The third parameter of LOCATE function in Dremio SQL is inconsistent with the standard interpretation.
The standard is to treat position as 1-based in both the parameters and the result. In Dremio implementation the result is 1-based, but the third parameter (startPosition) seems to be 0-based.
Examples: LOCATE('abc', 'abcdef', 1) returns 0 (expected: 1) LOCATE('abc', 'abcdef', 0) returns 1 (startPosition=0 is probably invalid; at least MySQL always returns 0 in such case) LOCATE('abc', 'xabcdef', 1) returns 2 (as expected) LOCATE('abc', 'xabcdef', 2) returns 0 (expected: 2)
Unfortunately, this breaks functionality of our existing Tableau workbooks when we try to migrate from file-based Tableau datasources to Dremio datasource. E.g. when filtering by a substring values (contains condition), Tableau generates the following SQL:
SELECT "my_dataset"."ccy_pair" AS "ccy_pair",
"my_dataset"."tenor" AS "tenor"
FROM "mannyu"."my_dataset" "my_dataset"
WHERE ( {fn LOCATE( 'gbp',{fn LCASE( "my_dataset"."ccy_pair")},1)} > 0)
GROUP BY "my_dataset"."ccy_pair",
"my_dataset"."tenor"
This is a perfectly valid SQL, but in Dremio it filters out results where ccy_pair starts with “GBP”.
Assuming you acknowledge the bug, when would it be possible to fix it? Or could you suggest a workaround for Tableau without major changes in the existing workbooks?
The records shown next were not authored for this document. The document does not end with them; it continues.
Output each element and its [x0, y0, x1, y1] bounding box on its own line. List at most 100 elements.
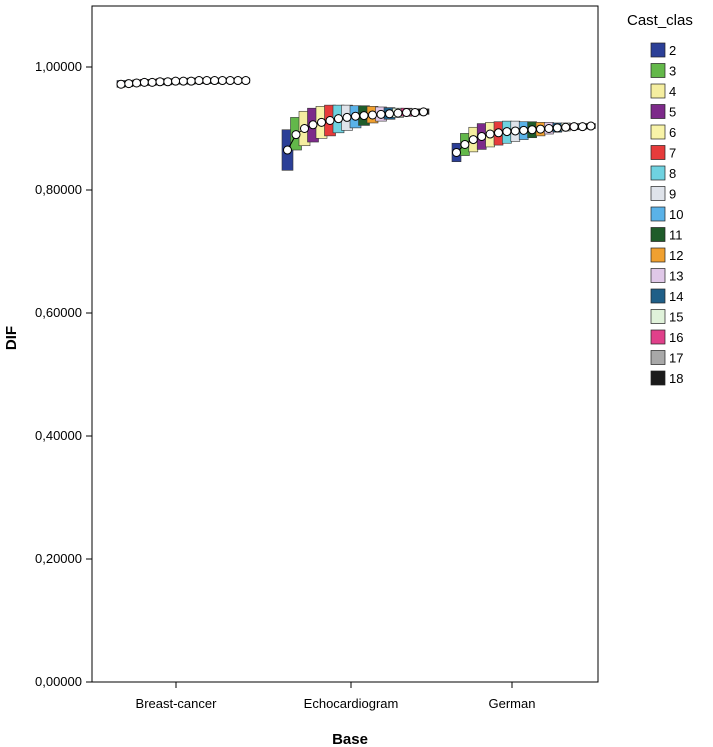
median-marker: [351, 111, 360, 121]
legend-label: 5: [669, 105, 676, 120]
median-marker: [317, 117, 326, 127]
median-marker: [485, 129, 495, 139]
median-marker: [402, 108, 411, 118]
median-marker: [155, 77, 165, 87]
legend-label: 10: [669, 207, 683, 222]
median-marker: [132, 78, 142, 88]
median-marker: [385, 109, 394, 119]
y-axis-title: DIF: [3, 326, 20, 350]
median-marker: [334, 114, 343, 124]
chart-marks: [116, 77, 596, 171]
median-marker: [527, 125, 537, 135]
median-marker: [452, 147, 461, 157]
y-tick-label: 0,60000: [35, 305, 82, 320]
median-marker: [393, 108, 403, 118]
legend-swatch: [650, 370, 666, 386]
legend-label: 12: [669, 248, 683, 263]
x-tick-label: German: [489, 696, 536, 711]
median-marker: [194, 76, 204, 86]
legend-label: 3: [669, 64, 676, 79]
median-marker: [186, 76, 196, 86]
legend-label: 4: [669, 84, 676, 99]
median-marker: [376, 109, 386, 119]
median-marker: [544, 124, 554, 133]
median-marker: [217, 76, 227, 86]
median-marker: [368, 110, 377, 120]
median-marker: [283, 145, 292, 155]
x-axis: Breast-cancer Echocardiogram German: [136, 682, 536, 711]
median-marker: [536, 124, 545, 134]
legend-label: 16: [669, 330, 683, 345]
legend-label: 15: [669, 310, 683, 325]
legend-label: 8: [669, 166, 676, 181]
median-marker: [477, 131, 487, 141]
median-marker: [202, 76, 212, 86]
legend-swatch: [650, 124, 666, 140]
legend-swatch: [650, 227, 666, 242]
median-marker: [233, 76, 243, 86]
plot-frame: [91, 5, 599, 683]
x-axis-title: Base: [332, 731, 368, 747]
legend-label: 17: [669, 351, 683, 366]
legend-label: 18: [669, 371, 683, 386]
median-marker: [460, 139, 470, 149]
legend-label: 7: [669, 146, 676, 161]
legend-swatch: [650, 247, 666, 263]
y-tick-label: 0,20000: [35, 551, 82, 566]
y-tick-label: 0,00000: [35, 674, 82, 689]
median-marker: [225, 76, 235, 86]
legend-swatch: [650, 186, 666, 201]
median-marker: [510, 126, 520, 136]
plot-border: [91, 5, 599, 683]
legend-label: 14: [669, 289, 683, 304]
median-marker: [586, 121, 596, 131]
median-marker: [578, 122, 587, 132]
legend-swatch: [650, 165, 666, 181]
x-tick-label: Echocardiogram: [304, 696, 399, 711]
median-marker: [419, 107, 428, 117]
x-tick-label: Breast-cancer: [136, 696, 218, 711]
median-marker: [139, 77, 149, 87]
legend-label: 13: [669, 269, 683, 284]
legend-label: 6: [669, 125, 676, 140]
median-marker: [147, 77, 157, 87]
median-marker: [468, 135, 478, 145]
median-marker: [502, 127, 512, 137]
median-marker: [342, 112, 352, 122]
median-marker: [163, 77, 173, 87]
legend-title: Cast_clas: [627, 12, 693, 29]
legend-label: 11: [669, 228, 683, 243]
y-tick-label: 1,00000: [35, 59, 82, 74]
legend-swatch: [650, 42, 666, 58]
y-tick-label: 0,80000: [35, 182, 82, 197]
legend: Cast_clas 2 3 4 5 6 7 8 9 10 11 12 13 14 15 16 17 18: [627, 12, 693, 386]
median-marker: [494, 128, 503, 138]
median-marker: [325, 116, 335, 126]
median-marker: [124, 79, 134, 89]
legend-swatch: [650, 329, 666, 345]
median-marker: [171, 76, 181, 86]
legend-swatch: [650, 83, 666, 99]
median-marker: [561, 122, 571, 132]
legend-label: 2: [669, 43, 676, 58]
legend-swatch: [650, 206, 666, 222]
median-marker: [359, 111, 369, 121]
median-marker: [410, 108, 420, 118]
median-marker: [519, 125, 529, 135]
legend-swatch: [650, 63, 666, 78]
median-marker: [178, 76, 188, 86]
legend-swatch: [650, 268, 666, 283]
median-marker: [569, 122, 579, 132]
median-marker: [210, 76, 220, 86]
median-marker: [552, 123, 562, 133]
legend-swatch: [650, 145, 666, 160]
legend-swatch: [650, 309, 666, 324]
median-markers: [116, 76, 596, 157]
y-tick-label: 0,40000: [35, 428, 82, 443]
legend-label: 9: [669, 187, 676, 202]
median-marker: [308, 120, 318, 130]
legend-swatch: [650, 288, 666, 304]
y-axis: 0,00000 0,20000 0,40000 0,60000 0,80000 1,000…: [35, 59, 92, 689]
median-marker: [291, 130, 301, 140]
I used MongoDB accelerated by a reflection, but tried now with a simple one-row csv file and am getting the same wrong results.
CSV file contents:
1,xabcdef
Dremio query:
SELECT t.B
, {fn LOCATE( 'xabc',{fn LCASE( t.B)}, 1)} as c1
, {fn LOCATE( 'xabc',{fn LCASE( t.B)}, 0)} as c2
, {fn LOCATE( 'abc',{fn LCASE( t.B)}, 1)} as c3
, {fn LOCATE( 'abc',{fn LCASE( t.B)}, 2)} as c4
FROM "@mannyu".one_row as t
Result as JSON:
{"B":"xabcdef","c1":0,"c2":1,"c3":2,"c4":0}
Interestingly, your example works correctly for me. So it looks like executing as an expression and executing with a field value (irrespective of datasource) use different code paths. Could you please try with a CSV like mine?
My bad. Yes, it looks like depending on the execution context, it might return incorrect results. The following query would return 0 for example:
SELECT LOCATE('abc', a, 2) FROM (VALUES('xabcdef')) tbl(a)
As a workaround, it is possible to modify the Tableau TDC file to prevent LOCATE with 3-args to be used until a new version of Dremio with a fix is released, and hopefully Tableau can work around that limitation.
I don’t have an ETA to share at that time, but if you or your company is a registered customer, I would suggest to reach to your dedicated support contact.